Украдкой подмигнув Наде, папа попросил Люсю не рисовать столь зловещие перспективы.
– А как ты хотел? Воспитал ребенка для сказки, а не для жизни, где она теперь мужика нормального найдет? Парни прекрасно чувствуют, какая девушка будет домом заниматься, а какая мечтать черт знает о чем.
– Ты уж определись, кто такие мужики, – засмеялся папа, – тупой скот, способный только жрать и размножаться, или же суперчувствительные экстрасенсы. А то у тебя то так, то эдак, и непонятно, как жить подрастающему поколению.
– Ишь ты, подловил! Свою выгоду даже животное чует! А ты воспитал детей! – Для убедительности тетя Люся обратилась к грехам и грешкам прошлого: – Дома пол не метен, а они таскаются по всему району, макулатуру собирают, чтобы школа первое место заняла. Всем, главное, плевать на эту макулатуру с высокой колокольни, притащили из дома пару газет, и ладно, одни твои дурачки стараются. Или где такое видано, отец сам себе носки штопает, а дочка сидит, шьет медведей идиотских для школы, общественную нагрузку выполняет.
– Для ярмарки солидарности, – Надя невольно улыбнулась, вспомнив, как радостно было ей шить этих медведей и как приятно потом, когда их раскупили почти так же быстро, как и непревзойденные кошелечки с бахромой от Ленки Ширяевой.
– Обязательное, между прочим, мероприятие, – заметил папа.
– Вот и нарисовала бы картинку за десять минут, чтобы отстали, как все нормальные дети, и все, а ты вместо этого занималась какой-то ерундой, когда могла бы отцу и брату белье починить.
– Почему это ерундой? – вступился папа. – Мы тогда много денег собрали в Фонд мира.
Тетя Люся театрально расхохоталась:
– И что, мир во всем мире сразу наступил? А то я что-то как погляжу программу «Время», так кругом очаги международной напряженности.
– Ну не все сразу, курочка по зернышку клюет.
– Правда в том, что ты в дырявых носках ходил ради того, чтобы какая-то сытая партийная морда на халяву за границу скаталась, вот и все. Когда вы поймете наконец, что если вы сами о себе не подумаете, то никто другой решать ваши проблемы точно не станет? Вот Миша такой прекрасный был вариант, а нет, упустила.
– Теть, но я ему совсем не нравилась. Он даже мне не позвонил ни разу.
– А я тебе говорила, звякни сама, не развалишься! За хорошего мужика бороться надо, а то так и просидишь. Вот где теперь нового найдешь, такого, чтобы непьющий да еще с жилплощадью?
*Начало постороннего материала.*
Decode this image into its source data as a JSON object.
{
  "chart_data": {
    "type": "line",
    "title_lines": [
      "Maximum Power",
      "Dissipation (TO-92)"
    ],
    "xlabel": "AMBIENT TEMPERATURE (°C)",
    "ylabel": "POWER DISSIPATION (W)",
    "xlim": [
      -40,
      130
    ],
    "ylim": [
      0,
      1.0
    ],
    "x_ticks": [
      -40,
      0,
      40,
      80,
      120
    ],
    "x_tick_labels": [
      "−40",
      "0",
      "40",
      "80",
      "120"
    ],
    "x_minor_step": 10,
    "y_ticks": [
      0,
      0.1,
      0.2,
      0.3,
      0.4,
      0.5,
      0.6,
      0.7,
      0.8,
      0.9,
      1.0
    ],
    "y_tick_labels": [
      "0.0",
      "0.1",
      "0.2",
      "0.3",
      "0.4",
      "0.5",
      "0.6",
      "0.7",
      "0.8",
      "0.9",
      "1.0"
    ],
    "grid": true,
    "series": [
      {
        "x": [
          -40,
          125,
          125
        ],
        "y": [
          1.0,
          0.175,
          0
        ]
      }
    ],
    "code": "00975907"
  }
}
– Ты слишком уж прагматична, Люсьена.
– А посмотрим, как вы запоете, когда Вовка из армии придет! Отслужил, все, взрослый дядька, захочет жену привести, и где вы тут все разместитесь? А ребенок появится, так и вовсе пиши пропало. Невестка себя полноправной хозяйкой почувствует и зашпыняет тебя, Наденька, а то и выставит из дому, и куда ты пойдешь? Что-то мне подсказывает, что твои дорогие подопечные тебя даже на порог не пустят. Поэтому берись скорее за ум и ищи нормального парня!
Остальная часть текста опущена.